Here is the corresponding evidence from The Los Angeles Times of the same period as cited above under aback: mistrust of (16), between (5), in (1), and among, by, and toward one each. Note the supplanting of over by toward in the last instance. Some vindication of the BBI!

The almost strict correspondence in regard to collocations between North American English edited in Los Angeles and in Toronto is almost uncanny. Lexicography seems to achieve the condition of an exact science in this particular, like saying that sugar is composed of 12 parts of carbon, 22 parts of hydrogen and 11 parts of oxygen and mixed in with pollutants like "mistrust towards."


GENERAL-PURPOSE DICTIONARIES

Turning now to English dictionaries for general use, here are a dozen new words and expressions of the mid-1980's which newly revised works such as The Third Barnhart Dictionary of New English (1990), Webster's New World Dictionary (1988), and The Random House Dictionary (Unabridged, 1987) have missed. These entries should also have been included in the updated editions of the other major American dictionaries, namely, Webster's Ninth New Collegiate Dictionary (1990 update) and The American Heritage Dictionary (1985 update). The Random House Webster's College Dictionary (1991) has entered date rape but not the others.

The following selection of entries is based on frequency of occurrence in DBase85 and in other databases such as Mead Data Central's Nexis, The Los Angeles Times on CD-ROM, the Toronto Globe & Mail and its online version, Info Globe, the Dialog database, etc. These were searched for additional evidence where DBase85 was found to be inadequate. However, I have contented myself with quoting one early (if not the earliest) and one recent citation for each entry. This is without prejudice to the fact that every newspaper database seems able to yield scores and, in some cases, hundreds of citations attesting to the currency of these words and expressions in North American English during the past 15 years. Since 1977, for example, The Washington Post alone has 191 citations (barring third-party retrieval errors) for allow as how, 61 for hone in on, and 213 for comes / goes with the territory. [Editor: The O.E.D. style is used for the citations, with the punctuation made more explicit using two commas, the abbreviations p. and sect., and a colon to introduce each quote].
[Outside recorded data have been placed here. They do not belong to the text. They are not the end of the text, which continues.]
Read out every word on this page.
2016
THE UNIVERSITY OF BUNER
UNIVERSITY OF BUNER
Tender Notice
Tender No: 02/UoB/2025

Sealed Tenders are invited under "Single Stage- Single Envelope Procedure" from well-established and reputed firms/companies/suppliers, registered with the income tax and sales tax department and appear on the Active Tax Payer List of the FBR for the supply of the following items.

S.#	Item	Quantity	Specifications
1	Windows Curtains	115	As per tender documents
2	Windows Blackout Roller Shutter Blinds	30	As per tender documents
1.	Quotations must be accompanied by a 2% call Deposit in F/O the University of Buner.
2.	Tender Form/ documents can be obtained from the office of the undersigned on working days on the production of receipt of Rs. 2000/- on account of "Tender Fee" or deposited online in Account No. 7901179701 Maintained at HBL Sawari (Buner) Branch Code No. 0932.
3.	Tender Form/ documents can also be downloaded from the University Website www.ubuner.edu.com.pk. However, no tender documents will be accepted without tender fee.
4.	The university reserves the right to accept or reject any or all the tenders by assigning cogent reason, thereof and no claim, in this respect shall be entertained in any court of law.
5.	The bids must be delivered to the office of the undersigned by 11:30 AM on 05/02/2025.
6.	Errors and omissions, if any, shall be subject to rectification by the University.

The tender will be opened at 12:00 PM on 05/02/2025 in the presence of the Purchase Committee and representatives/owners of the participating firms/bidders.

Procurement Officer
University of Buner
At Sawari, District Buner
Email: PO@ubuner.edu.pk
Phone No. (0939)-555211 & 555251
1. allow as how: concede or grant

[As recorded in Harold Wentworth's American Dialect Dictionary, this usage is old and originally dialectal, but seems to have gained currency in general North American English.]

1975 SANFORD J. UNGAR Atlantic, Sept., pp. 29-30: Given his turn, Byrd allows as how the affair "is an honor for a country boy from the hills and hollows of West Virginia."

1988 JOHN CRUICKSHANK The Globe & Mail, May 14, p. A1: Asked on a live radio interview why he had gone on the attack, Mr. Mulroney replied: "I was asked what I thought of 22 Liberal members of Parliament actively conspiring to overthrow their leader without their leader being aware, and I allowed as how that wasn't a very good thing."

2. bench strength: strength or power in reserve

1980 MURRAY CHASS The New York Times, June 1, Sect. 5, p. 1: The Yankees have shown this season the kind of bench strength required by a team with championship aspirations.

1991 LINDA HOSSIE The Globe & Mail, Jan. 16, p. A13: If the fighting does go on that long, the U.S. war effort will come under considerable strain because of a lack of "bench strength," said Martin Shadwick of the Centre for International Strategic Studies at York University.

3. corporate culture: the customs and values characteristic of a corporation as constituting a subculture

1982 CAROL KRUCOFF The Washington Post, July 12, p. C5: "Every organization has a culture," they [Terrence E. Deal and Allan A. Kennedy] write in Corporate Cultures: The Rites and Rituals of Corporate Life [Reading, Mass.: Addison-Wesley], "a cohesion of values, myths, heroes and symbols that has come to mean a great deal to the people who work there."

1985 ZUHAIR KASHMERI The Globe & Mail, Mar. 12, p. P1: The Hudson's Bay Co. has such a strong and entrenched don't-rock-the-boat corporate culture that it militates against more aggressive merchandising.

4. date rape: a raping of an acquaintance during a social date

1981 J. C. BARDEN The New York Times, June 1, Sect. B, p. 5: The clearinghouse, a nonprofit organization supported by donations and the fees of individual and institutional members, maintains a library on marital, cohabitant and date rapes.

1987 DEBORAH WILSON The Globe & Mail, Sept. 14, p. A1: "Working on a college campus, I hear so much about date rapes.... I know pornography helps foster such actions," [Prof. James Weaver of the University of Kentucky] said.

5. hone in on something: focus on a subject with skill and efficiency.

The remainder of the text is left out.